A un paso de ti

Cristina Hontanilla

—¿Has visto a la chica de la coleta alta que está en aquella mesa con otras dos? —preguntó Román, siempre al acecho de conquistas.

—Ahora que las mencionas; pero no me había fijado en su mesa. ¿Por qué? —respondió con indiferencia Fran, sabiendo que el radar de su amigo no descansaba ni en la celebración de su propio ascenso.

—Porque, aunque ella aún no lo sabe, va a ser la mujer de mi vida —sentenció Román, levantando su copa de vino en dirección a Fran. Este soltó una carcajada al escuchar una afirmación que, como pensó, quedaría como una conquista más de un viernes noche.

 

Tras el brindis, Román pidió otra botella. Al otro lado del restaurante, las chicas también brindaban por la que esperaban que fuera una noche divertida tras algunas semanas sin haber podido cuadrar agendas. Marina se dio cuenta de cómo la miraba el chico moreno de la americana y dijo a su amiga:

 

—Ya hay dos moscardones al acecho, chicas. No es por ser creída, pero uno de ellos no deja de mirarme con descaro.

—Vaya, vaya —respondieron con guasa las otras dos al unísono.

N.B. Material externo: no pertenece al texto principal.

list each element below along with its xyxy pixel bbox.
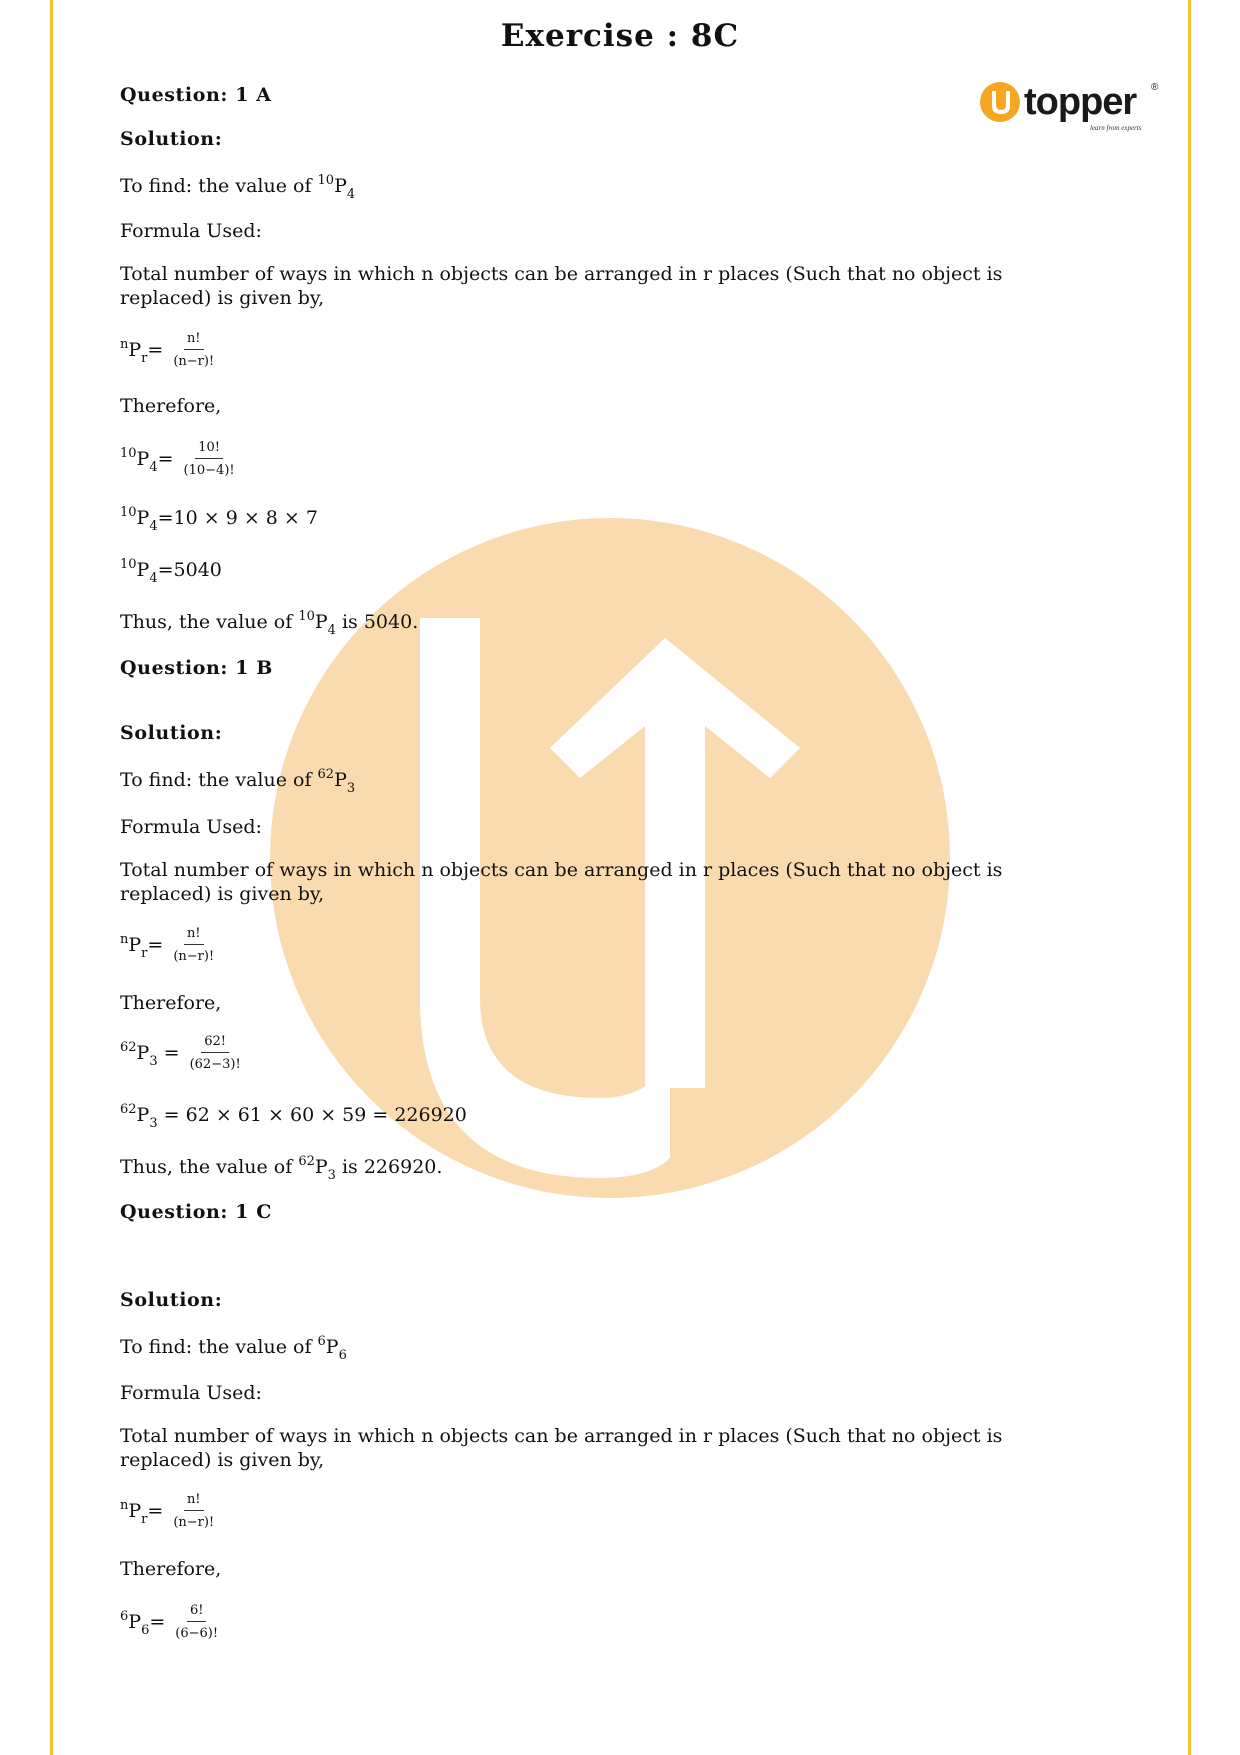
logo-wordmark: topper [1024,81,1137,123]
logo-circle [980,82,1020,122]
solution-heading: Solution: [120,1289,223,1311]
to-find-line: To find: the value of $^{62}P_3$ [120,767,356,796]
logo-tagline: learn from experts [1090,124,1142,132]
conclusion-line: Thus, the value of $^{10}P_4$ is 5040. [120,609,419,638]
general-formula: $^nP_r=$ $\frac{n!}{(n-r)!}$ [120,926,215,964]
question-heading: Question: 1 C [120,1201,273,1223]
step-fraction: $^{10}P_4=$ $\frac{10!}{(10-4)!}$ [120,440,235,478]
step-fraction: $^6P_6=$ $\frac{6!}{(6-6)!}$ [120,1603,219,1641]
conclusion-line: Thus, the value of $^{62}P_3$ is 226920. [120,1154,443,1183]
solution-heading: Solution: [120,128,223,150]
to-find-line: To find: the value of $^{10}P_4$ [120,173,356,202]
to-find-line: To find: the value of $^6P_6$ [120,1334,347,1363]
solution-heading: Solution: [120,722,223,744]
therefore-label: Therefore, [120,1558,222,1580]
page-border-right [1188,0,1191,1755]
step-result: $^{10}P_4=5040$ [120,557,222,586]
logo-registered-mark: ® [1151,82,1159,93]
general-formula: $^nP_r=$ $\frac{n!}{(n-r)!}$ [120,331,215,369]
formula-description: Total number of ways in which n objects can be arranged in r places (Such that no object is replaced) is given by, [120,859,1003,905]
formula-description: Total number of ways in which n objects can be arranged in r places (Such that no object is replaced) is given by, [120,263,1003,309]
step-product: $^{10}P_4=10 \times 9 \times 8 \times 7$ [120,505,318,534]
general-formula: $^nP_r=$ $\frac{n!}{(n-r)!}$ [120,1492,215,1530]
therefore-label: Therefore, [120,992,222,1014]
question-heading: Question: 1 B [120,657,273,679]
formula-used-label: Formula Used: [120,220,262,242]
formula-description: Total number of ways in which n objects can be arranged in r places (Such that no object is replaced) is given by, [120,1425,1003,1471]
formula-used-label: Formula Used: [120,816,262,838]
therefore-label: Therefore, [120,395,222,417]
page-title: Exercise : 8C [500,18,740,54]
utopper-logo [980,78,1165,134]
step-fraction: $^{62}P_3$ = $\frac{62!}{(62-3)!}$ [120,1034,241,1072]
step-result: $^{62}P_3 = 62 \times 61 \times 60 \times 59 = 226920$ [120,1102,467,1131]
question-heading: Question: 1 A [120,84,272,106]
formula-used-label: Formula Used: [120,1382,262,1404]
page-border-left [50,0,53,1755]
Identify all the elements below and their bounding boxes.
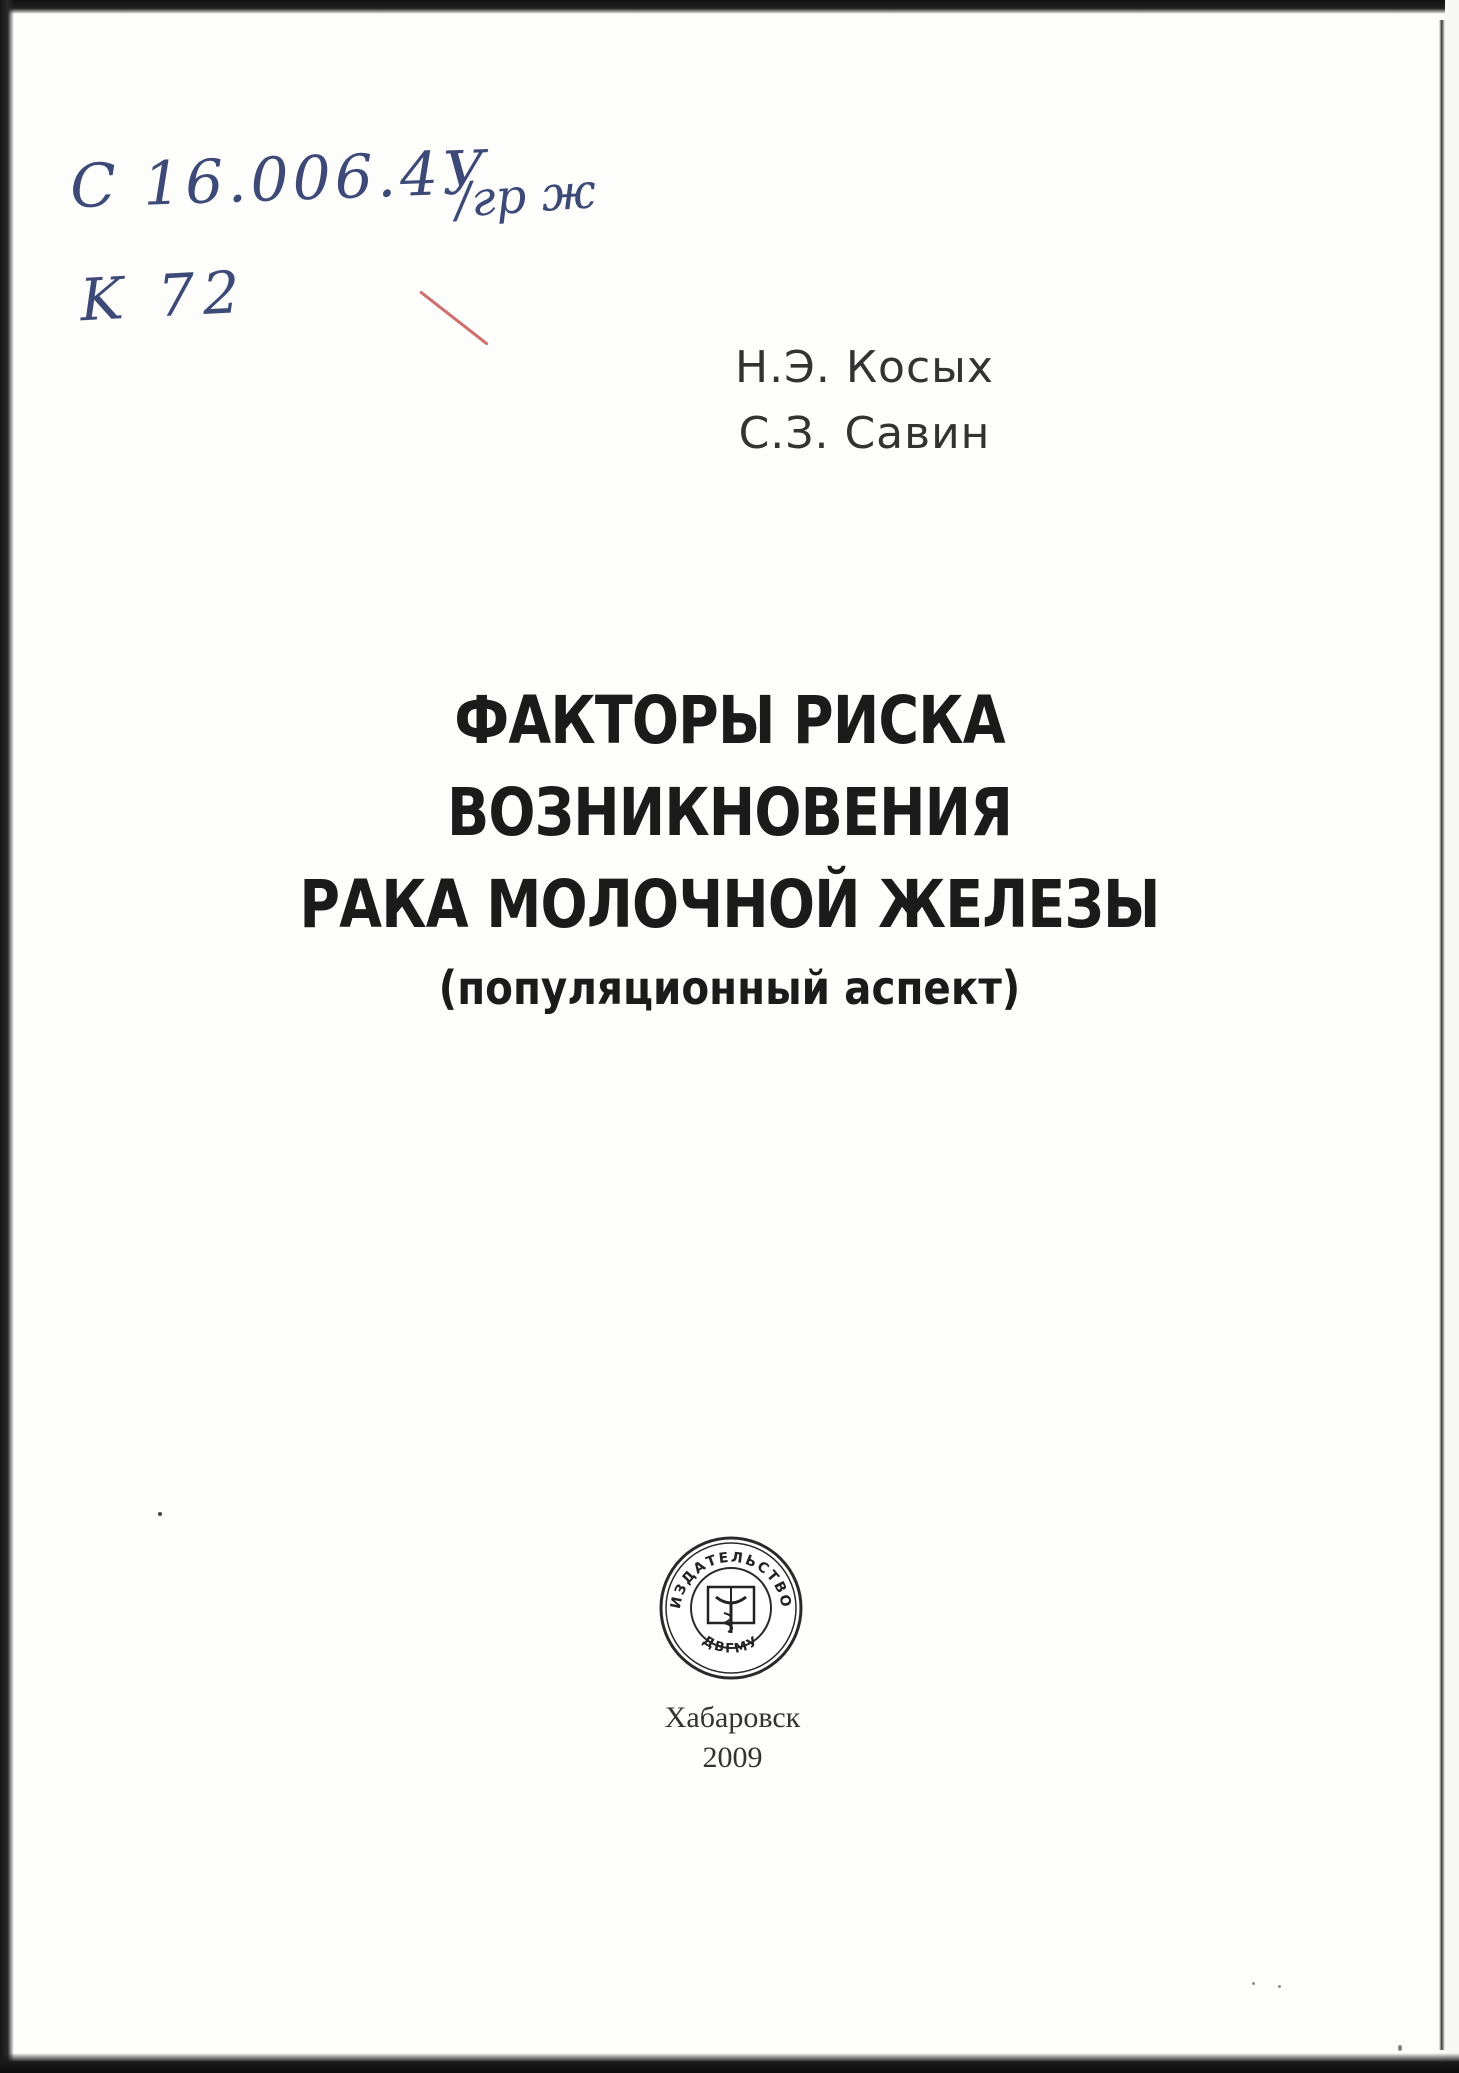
scan-edge-top (0, 0, 1459, 14)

Pidieron el postre y unas copas. El camarero les dijo que en quince minutos tenían que irse. Solo quedaban los chicos, que no dejaban de lanzar miradas poco disimuladas.

 

Fran se levantó para ir al baño mientras Román pidió la cuenta. Solo en la mesa, centró sus pensamientos y su mirada en la chica de la coleta. Una extraña fuerza lo hizo imaginarse paseando con ella de la mano por las calles de Madrid. Cuando sonreía, a él le recorría el cuerpo entero un cosquilleo nuevo para él. «¿Será esto lo que llaman amor a primera vista? Si no lo es, se diferencia mucho de otros deseos que he sentido por otras chicas un viernes por la noche», pensó mientras Fran, ya de vuelta, le sacaba de sus pensamientos para pagar la cuenta y marcharse.

 

Román fue decidido a saludar a las chicas cuando pasaron por su lado. Su mirada y la de Marina se cruzaron por primera vez sin saber que, más pronto que tarde, ambos jugarían un papel importante en la vida del otro.

 

—Hola, soy Román, y este es mi amigo Fran. No hemos podido evitar fijarnos en vuestra mesa, y nos gustaría invitaros a la última copa en el Jazz 2. Tenemos el coche en la calle de al lado. Si nos esperáis en la puerta, vamos juntos —dijo decidido sonriendo a Marina.

 

Ya frente al coche de Fran, este dijo:

 

—Tío, deberíamos dejarlo aquí y pillar un Cabify. Hemos bebido bastante. La última botella sobraba.

—¡Anda ya! Yo voy perfecto, dame las llaves y yo conduzco —contestó Román exigiendo las llaves con la mano. 

 

Fran, con más ganas de llegar a su casa que de discutir, se las tiró para que las cogiera al vuelo; pero era obvio que su amigo no estaba en plenas facultades, y sus reflejos dejaron en mal lugar sus palabras. Román, sonriente, las recogió del suelo y se sentó en el asiento del conductor.

 

Arrancó el coche, puso música e inició la marcha. Al girar la esquina, pisó el acelerador y cogió su móvil, olvidando por un segundo su invitación a las chicas. Fue el tiempo necesario para no darse cuenta de que ellas estaban cruzando el paso de cebra, haciendo oídos sordos a su invitación de ir juntos a tomar la última copa. Una de ellas se llevó el golpe más directo, que la arrastró un par de metros.

 

Fran y Román gritaron al unísono tras el golpe y el consiguiente frenazo. Bajaron del coche; uno fue hacia la chica más malherida, y el otro se quedó con las otras dos ayudándolas a levantarse mientras llamaba a una ambulancia. 

 

Román, ojiplático y muy nervioso por la escena y sus posibles consecuencias para todos, pero sobre todo para él a nivel legal, no podía creerlo. Por detrás oía gritos y llantos de las amigas: «¡Marina, Marina!».

 

Román, con las lágrimas en los ojos, miró a la chica y le dijo:

—No era así como antes imaginaba que te convertirías en la mujer de mi vida. Aguanta un poco; ya viene la ambulancia.

—Y la Policía —dijo bajito su amigo detrás de él.